Getting projects done efficiently and in ways that drive more business is now the new operating standard for retail web site design, says Betsy Emery, CEO of retail web site design firm Tellus. “All of the retailers we are working with these days are doing their redesign with a keen eye toward how this new look will improve the bottom line,” says Emery. “Even if it’s just remaking the home page or building in new functionality, they want that design to generate more business. Retailers are looking at design in a whole new light and that new attitude is going to stick.”
At VistaPrint, which grew its web sales by almost 60% in fiscal 2008 to $400.7 million, the updated design gallery is only one example of the business-like approach the company takes to redesigning its web site.

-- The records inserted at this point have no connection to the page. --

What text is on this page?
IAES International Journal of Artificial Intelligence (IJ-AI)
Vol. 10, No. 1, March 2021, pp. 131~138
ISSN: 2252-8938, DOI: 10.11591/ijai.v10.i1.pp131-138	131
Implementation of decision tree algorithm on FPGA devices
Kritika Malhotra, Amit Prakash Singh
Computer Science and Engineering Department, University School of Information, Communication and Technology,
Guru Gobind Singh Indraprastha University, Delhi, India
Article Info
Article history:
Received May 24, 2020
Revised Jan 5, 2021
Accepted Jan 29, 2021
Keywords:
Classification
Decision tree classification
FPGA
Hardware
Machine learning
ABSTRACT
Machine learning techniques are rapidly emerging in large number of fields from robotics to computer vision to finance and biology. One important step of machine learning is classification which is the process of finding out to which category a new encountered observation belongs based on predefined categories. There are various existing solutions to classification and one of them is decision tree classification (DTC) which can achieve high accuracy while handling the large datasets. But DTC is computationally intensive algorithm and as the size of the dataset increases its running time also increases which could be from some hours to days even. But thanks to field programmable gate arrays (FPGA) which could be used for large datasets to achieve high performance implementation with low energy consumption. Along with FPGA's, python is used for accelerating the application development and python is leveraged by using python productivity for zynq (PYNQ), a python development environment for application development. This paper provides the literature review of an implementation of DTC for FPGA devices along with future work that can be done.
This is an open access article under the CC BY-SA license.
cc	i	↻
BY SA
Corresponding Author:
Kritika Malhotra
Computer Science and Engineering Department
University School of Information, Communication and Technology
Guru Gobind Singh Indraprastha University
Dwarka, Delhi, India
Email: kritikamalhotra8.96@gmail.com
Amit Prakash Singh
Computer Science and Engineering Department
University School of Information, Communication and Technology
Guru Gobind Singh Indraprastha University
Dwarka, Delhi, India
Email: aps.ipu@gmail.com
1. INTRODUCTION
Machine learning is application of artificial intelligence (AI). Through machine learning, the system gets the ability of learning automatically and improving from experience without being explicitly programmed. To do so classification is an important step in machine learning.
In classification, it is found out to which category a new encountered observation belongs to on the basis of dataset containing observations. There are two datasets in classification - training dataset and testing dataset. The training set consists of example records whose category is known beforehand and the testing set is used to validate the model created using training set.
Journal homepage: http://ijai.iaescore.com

VistaPrint is keeping its full-time staff of 16 designers, usability analysts and software engineers busy with a full slate of designing and launching more self-service features, including templates and services that customers and small businesses can use to create their own web sites. “We get constant feedback from more than 15 million customers who’ve already used VistaPrint.com,” says Prus. “They tell us what they want and then we design, build and test it. A good design that works well and delivers results is a big part of how we do business.”